Avevo cominciato appena ad ammirarlo che egli, balzato a terra, si buttò con una festevole esclamazione di sorpresa fra le mie braccia.
— Emilio, non mi conosci più?
E chi diamine avrebbe potuto ravvisare sotto quelle apparenze civili e in quel grave ufficio il mio Attilio, l’allegro amicone di tre anni prima, il mio complice in versificazione ed altre capestrerie?
— Che, domandai, sei diventato un uomo serio?
— Quasi.... tanto da farti ridere, brigante: e tu?
— Io so far di tutto fuorchè delle cose sensate.
— Taci, credi tu che le mie requisitorie lo siano?
Gli astanti ci guardavano a bocca spalancata strabiliando di sentire un avvocato fiscale parlare con tanta disinvoltura.
Attilio fu il primo ad accorgersene.

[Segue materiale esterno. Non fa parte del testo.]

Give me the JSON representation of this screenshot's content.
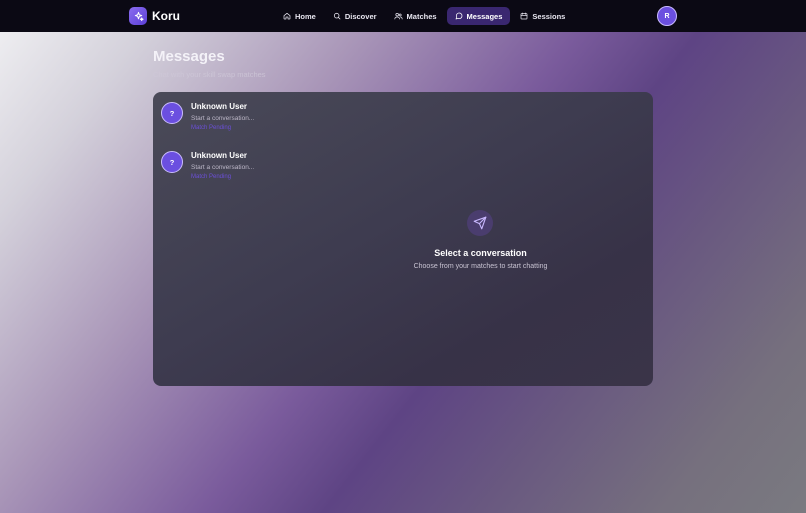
{
  "brand": {
    "name": "Koru",
    "logo_icon": "sparkles-icon"
  },
  "nav": {
    "items": [
      {
        "label": "Home",
        "icon": "home-icon",
        "active": false
      },
      {
        "label": "Discover",
        "icon": "search-icon",
        "active": false
      },
      {
        "label": "Matches",
        "icon": "users-icon",
        "active": false
      },
      {
        "label": "Messages",
        "icon": "message-icon",
        "active": true
      },
      {
        "label": "Sessions",
        "icon": "calendar-icon",
        "active": false
      }
    ]
  },
  "user": {
    "avatar_initial": "R"
  },
  "page": {
    "title": "Messages",
    "subtitle": "Chat with your skill swap matches"
  },
  "conversations": [
    {
      "name": "Unknown User",
      "avatar": "?",
      "preview": "Start a conversation...",
      "status": "Match Pending"
    },
    {
      "name": "Unknown User",
      "avatar": "?",
      "preview": "Start a conversation...",
      "status": "Match Pending"
    }
  ],
  "empty_state": {
    "icon": "send-icon",
    "title": "Select a conversation",
    "subtitle": "Choose from your matches to start chatting"
  },
  "colors": {
    "accent": "#6b4fe0",
    "nav_bg": "#0b0914",
    "active_tab": "#3a2770"
  }
}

Ricordò la la sua missione e chiese di vedere il ferito.
— Vieni, ti condurrò io, gli dissi.
Il cancelliere rimase indietro a levar da una grossa tasca che teneva in groppa la carta e le penne per stendere l’interrogatorio.
Noi lo precedemmo alla casa del Sindaco. Incontrammo per via don Sebastiano e lo speziale che a malincuore s’avviava ad aprir la sua bottega.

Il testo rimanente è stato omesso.